Зная его характер, я не хотел давать разростись его неудовольствию на меня; лучше по моему добровольно его оставить, чем как Сакен, Вольховский, Муравьев быть как-бы выгнанным. Я надеялся никогда не возвращаться на Кавказ и после четырехмесячного отпуска остаться по болезни на Кавказских водах в военном госпитале, если нельзя будет иначе, а между тем просить отпуска в Россию или за границу, если состояние моего здоровья этого потребует.

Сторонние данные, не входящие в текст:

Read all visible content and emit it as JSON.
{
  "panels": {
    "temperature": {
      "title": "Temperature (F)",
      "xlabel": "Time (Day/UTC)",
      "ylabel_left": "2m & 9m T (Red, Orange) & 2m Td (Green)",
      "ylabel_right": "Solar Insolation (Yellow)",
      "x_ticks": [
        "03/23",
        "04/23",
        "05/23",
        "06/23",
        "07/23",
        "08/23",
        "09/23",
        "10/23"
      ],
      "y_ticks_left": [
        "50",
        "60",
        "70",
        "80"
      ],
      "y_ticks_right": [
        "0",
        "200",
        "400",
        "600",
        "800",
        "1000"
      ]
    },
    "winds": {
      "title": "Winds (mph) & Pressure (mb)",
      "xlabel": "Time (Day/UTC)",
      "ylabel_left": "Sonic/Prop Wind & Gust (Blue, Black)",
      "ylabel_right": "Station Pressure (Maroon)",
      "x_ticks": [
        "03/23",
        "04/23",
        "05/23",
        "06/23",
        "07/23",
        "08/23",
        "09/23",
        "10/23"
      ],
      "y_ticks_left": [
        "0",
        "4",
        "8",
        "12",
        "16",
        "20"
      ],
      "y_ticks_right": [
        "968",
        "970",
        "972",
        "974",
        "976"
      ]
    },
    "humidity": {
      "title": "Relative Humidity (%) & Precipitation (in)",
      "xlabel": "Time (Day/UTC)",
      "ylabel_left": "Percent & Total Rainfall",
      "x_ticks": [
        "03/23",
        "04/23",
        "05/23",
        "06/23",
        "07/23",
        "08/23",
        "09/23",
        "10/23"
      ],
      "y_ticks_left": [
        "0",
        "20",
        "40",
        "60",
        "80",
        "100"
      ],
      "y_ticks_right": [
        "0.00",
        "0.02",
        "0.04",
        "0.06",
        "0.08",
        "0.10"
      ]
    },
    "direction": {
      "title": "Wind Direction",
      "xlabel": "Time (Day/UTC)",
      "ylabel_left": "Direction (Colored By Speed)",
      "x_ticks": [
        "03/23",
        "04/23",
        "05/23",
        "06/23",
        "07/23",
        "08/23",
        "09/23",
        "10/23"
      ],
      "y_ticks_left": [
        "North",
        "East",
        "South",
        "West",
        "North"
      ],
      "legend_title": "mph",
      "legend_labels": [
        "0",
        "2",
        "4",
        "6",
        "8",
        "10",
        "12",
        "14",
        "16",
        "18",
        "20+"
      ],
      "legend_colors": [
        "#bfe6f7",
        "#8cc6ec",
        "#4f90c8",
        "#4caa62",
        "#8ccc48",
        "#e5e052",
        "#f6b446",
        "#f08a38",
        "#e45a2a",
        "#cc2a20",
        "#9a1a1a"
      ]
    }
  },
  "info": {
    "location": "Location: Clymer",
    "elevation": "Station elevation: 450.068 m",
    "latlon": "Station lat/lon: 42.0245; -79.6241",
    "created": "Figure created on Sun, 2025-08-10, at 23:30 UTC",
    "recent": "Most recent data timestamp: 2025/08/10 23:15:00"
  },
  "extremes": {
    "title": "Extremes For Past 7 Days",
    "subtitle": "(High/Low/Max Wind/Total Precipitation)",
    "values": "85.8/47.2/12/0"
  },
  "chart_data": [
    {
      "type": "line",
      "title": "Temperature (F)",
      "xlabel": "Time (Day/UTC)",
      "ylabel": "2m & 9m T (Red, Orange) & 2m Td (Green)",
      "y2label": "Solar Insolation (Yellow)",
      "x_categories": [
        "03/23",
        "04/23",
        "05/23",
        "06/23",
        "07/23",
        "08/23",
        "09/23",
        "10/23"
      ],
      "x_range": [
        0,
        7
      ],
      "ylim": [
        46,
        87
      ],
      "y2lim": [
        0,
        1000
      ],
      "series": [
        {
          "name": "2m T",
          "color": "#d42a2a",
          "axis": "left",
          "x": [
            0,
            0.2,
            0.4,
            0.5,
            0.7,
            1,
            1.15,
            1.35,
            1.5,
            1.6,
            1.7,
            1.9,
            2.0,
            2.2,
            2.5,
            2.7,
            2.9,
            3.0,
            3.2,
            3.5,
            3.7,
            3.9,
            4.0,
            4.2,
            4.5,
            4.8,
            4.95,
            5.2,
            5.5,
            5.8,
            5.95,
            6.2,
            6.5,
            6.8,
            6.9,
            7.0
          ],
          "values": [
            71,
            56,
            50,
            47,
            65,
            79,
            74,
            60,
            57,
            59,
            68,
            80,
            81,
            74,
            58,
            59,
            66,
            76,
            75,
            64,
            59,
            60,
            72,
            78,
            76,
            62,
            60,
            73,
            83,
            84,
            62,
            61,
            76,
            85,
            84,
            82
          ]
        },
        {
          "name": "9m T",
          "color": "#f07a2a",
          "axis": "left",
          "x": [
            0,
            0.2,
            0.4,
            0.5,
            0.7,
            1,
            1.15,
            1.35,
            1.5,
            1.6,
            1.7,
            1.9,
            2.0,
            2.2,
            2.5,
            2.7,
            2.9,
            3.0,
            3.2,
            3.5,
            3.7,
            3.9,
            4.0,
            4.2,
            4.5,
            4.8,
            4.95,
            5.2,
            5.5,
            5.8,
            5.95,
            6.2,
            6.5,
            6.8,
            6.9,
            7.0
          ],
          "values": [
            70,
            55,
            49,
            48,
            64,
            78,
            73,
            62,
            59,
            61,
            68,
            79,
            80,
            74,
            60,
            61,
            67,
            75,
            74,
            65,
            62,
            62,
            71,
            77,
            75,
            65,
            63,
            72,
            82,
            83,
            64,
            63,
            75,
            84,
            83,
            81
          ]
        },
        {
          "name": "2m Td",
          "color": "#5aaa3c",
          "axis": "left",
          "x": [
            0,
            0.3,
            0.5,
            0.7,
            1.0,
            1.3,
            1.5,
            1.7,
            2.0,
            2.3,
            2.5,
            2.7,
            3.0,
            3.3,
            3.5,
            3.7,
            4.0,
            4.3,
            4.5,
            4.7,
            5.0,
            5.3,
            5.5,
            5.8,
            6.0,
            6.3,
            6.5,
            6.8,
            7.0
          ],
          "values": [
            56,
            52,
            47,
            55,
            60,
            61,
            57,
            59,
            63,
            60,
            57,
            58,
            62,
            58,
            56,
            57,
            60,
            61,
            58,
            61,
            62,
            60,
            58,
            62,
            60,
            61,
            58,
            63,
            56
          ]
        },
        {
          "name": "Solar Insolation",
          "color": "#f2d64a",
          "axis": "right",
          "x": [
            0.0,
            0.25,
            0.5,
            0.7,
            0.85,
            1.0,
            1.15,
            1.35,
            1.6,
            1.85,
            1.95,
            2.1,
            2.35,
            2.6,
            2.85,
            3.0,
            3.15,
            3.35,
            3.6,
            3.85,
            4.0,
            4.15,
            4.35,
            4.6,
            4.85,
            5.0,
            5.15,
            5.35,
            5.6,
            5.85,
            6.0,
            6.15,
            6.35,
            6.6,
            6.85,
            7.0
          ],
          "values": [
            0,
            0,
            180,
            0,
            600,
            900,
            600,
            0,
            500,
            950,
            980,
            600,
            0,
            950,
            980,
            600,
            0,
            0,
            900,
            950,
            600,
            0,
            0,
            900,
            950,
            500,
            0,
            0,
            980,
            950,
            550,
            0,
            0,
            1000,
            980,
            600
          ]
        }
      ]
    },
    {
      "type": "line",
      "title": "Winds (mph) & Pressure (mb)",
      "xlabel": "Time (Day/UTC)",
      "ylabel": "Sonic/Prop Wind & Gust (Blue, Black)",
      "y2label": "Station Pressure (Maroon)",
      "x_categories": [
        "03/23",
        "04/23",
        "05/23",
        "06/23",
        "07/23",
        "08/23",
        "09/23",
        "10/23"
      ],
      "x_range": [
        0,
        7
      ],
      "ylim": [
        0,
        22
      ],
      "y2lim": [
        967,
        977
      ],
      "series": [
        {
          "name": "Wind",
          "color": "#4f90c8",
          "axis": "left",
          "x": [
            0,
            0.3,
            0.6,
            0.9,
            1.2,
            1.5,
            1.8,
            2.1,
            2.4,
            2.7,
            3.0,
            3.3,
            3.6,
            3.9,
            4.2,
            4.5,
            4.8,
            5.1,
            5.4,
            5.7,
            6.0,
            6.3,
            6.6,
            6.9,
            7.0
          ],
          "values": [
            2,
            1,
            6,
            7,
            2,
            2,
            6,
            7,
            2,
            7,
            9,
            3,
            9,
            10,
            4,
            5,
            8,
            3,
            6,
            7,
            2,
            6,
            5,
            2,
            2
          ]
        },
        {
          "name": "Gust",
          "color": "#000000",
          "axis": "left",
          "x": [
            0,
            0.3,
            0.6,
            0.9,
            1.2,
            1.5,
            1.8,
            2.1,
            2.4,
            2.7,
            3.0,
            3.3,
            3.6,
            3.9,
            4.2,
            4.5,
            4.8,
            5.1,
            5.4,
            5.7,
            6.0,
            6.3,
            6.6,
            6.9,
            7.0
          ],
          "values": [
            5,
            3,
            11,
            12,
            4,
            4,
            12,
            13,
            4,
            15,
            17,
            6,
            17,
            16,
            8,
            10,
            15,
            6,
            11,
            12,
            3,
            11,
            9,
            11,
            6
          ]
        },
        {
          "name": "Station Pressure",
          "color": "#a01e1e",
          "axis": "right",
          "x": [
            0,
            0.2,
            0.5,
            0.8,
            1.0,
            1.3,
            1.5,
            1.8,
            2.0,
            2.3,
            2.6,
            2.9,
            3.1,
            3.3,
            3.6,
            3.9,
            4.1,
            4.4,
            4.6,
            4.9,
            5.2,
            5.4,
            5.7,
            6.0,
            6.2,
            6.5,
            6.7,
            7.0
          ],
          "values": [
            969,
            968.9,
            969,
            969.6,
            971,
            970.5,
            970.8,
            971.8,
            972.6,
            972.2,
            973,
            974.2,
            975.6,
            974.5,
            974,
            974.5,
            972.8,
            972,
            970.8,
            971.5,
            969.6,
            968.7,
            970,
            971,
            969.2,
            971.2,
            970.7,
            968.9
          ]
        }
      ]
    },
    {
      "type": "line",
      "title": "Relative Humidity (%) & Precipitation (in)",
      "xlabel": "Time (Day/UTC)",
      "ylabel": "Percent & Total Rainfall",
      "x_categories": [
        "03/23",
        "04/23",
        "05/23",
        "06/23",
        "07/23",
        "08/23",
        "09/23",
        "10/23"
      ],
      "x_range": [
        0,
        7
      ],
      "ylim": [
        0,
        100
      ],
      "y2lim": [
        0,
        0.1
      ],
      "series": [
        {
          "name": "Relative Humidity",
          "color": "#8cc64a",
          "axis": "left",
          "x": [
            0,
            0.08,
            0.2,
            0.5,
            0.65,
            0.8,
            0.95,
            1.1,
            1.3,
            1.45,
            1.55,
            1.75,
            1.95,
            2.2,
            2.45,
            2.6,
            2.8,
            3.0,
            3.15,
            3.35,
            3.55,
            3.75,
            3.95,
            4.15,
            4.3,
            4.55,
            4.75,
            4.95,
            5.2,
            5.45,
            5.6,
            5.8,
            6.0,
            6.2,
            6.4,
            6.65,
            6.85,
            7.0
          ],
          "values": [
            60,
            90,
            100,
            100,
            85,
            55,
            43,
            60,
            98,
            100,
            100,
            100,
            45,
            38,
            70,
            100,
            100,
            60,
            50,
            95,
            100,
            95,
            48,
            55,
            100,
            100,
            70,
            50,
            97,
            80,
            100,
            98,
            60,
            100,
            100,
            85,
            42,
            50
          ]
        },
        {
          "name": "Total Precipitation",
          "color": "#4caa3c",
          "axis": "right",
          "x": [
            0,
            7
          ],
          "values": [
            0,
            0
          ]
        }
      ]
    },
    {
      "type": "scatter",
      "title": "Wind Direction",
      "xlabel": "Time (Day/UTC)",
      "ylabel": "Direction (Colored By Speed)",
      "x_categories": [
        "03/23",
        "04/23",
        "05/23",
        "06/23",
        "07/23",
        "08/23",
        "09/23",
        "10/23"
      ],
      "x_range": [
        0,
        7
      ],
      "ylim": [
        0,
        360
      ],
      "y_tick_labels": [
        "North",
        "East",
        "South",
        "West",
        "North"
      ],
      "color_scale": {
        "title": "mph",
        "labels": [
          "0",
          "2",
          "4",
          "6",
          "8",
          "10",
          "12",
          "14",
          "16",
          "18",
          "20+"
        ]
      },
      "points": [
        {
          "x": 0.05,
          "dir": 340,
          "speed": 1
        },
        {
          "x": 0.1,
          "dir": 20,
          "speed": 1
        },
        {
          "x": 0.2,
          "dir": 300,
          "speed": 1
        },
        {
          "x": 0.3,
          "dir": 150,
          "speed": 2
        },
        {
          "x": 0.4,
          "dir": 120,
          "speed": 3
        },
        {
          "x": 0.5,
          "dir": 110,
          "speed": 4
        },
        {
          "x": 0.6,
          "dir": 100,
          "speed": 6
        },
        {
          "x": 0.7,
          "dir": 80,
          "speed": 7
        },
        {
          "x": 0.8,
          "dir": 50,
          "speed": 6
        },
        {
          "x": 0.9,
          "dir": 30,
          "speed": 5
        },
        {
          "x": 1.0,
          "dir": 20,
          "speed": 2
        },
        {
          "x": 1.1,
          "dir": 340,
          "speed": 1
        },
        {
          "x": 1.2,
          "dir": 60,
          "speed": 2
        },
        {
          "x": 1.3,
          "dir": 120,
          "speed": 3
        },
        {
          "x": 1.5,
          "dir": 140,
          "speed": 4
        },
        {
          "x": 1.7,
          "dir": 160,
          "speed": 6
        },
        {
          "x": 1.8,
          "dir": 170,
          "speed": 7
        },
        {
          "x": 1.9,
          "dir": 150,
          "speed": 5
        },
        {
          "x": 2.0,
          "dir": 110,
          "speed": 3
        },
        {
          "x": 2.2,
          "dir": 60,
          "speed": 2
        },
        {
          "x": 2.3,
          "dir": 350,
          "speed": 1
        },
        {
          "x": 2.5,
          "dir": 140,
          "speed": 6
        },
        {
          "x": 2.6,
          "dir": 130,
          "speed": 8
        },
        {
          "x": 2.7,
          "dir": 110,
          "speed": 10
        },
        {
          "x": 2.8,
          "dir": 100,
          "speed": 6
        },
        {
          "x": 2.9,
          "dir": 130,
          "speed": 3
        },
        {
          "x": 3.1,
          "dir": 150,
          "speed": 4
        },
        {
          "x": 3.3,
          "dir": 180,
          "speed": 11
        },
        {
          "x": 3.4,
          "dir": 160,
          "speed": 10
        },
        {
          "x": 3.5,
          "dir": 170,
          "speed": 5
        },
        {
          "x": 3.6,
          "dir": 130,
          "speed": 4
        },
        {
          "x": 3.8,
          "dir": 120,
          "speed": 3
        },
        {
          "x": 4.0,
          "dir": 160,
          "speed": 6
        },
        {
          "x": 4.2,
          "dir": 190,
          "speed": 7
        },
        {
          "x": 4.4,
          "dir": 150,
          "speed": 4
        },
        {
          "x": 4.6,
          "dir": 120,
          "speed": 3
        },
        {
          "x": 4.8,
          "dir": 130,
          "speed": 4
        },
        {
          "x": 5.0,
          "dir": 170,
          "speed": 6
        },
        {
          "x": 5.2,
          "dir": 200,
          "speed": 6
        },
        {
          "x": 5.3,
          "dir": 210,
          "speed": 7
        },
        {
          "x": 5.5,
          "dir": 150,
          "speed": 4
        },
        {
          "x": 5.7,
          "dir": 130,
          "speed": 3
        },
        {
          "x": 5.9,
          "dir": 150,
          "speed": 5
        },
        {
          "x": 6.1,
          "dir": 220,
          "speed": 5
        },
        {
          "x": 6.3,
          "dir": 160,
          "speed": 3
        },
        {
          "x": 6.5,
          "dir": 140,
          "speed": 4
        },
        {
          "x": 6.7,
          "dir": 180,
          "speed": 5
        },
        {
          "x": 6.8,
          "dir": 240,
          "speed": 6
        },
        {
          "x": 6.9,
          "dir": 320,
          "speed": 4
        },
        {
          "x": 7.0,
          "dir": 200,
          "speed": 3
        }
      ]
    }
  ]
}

Общество пашей в переезде меня развлекало. На вопрос мой сераскиру, почему он, имея столько орудий, не употреблял их или употреблял очень немногия, «да, отвечал он, я боялся, что как вы их увидите, то сейчас и возмете». Вот странный способ воевать: иметь орудия с собою и прятать их от неприятеля. С пашами я ехал до карантина на границе Грузии, в Гумрах, там я должен был просидеть три дня, а они три недели. Паскевич сделал для меня это снисхождение, чтобы я не очень опоздал к водам. В карантин приехал ко мне Яков Алексеевич Потемкин, ехавший в действующую армию, наговорил мне много комплиментов на счет моих известных далеко подвигов, распрашивал о Паскевиче и спросил меня, как я полагаю, где он его найдет. «Вероятно в Эрзеруме, если не двинулся к Бейруту на подкрепление Бурцову, куда он должен был выступить в очень опасную экспедицию против Лазов, самого воинственного племени». Потемкин спросил меня, не знаю ли я, есть ли у Паскевича предположение идти к Трапезунду. «Сомневаюсь, отвечал я, чтобы он туда пошел, хотя все данные на то, чтобы непременно туда упереть нашу операционную линию; знаю, что Паскевич считает это движение очень опасным, тогда как предпринял гораздо опаснейшее, к Бейруту. Разве не хочет ли он сделать диверсию Дибичу и идти на Константинополь через Сивас; но на это у него не достанет отваги и средств, и подобное предприятие не может увенчаться успехом. Паскевич, который так дорожил своею славою, одним этим движением совершенно бы ее утерял».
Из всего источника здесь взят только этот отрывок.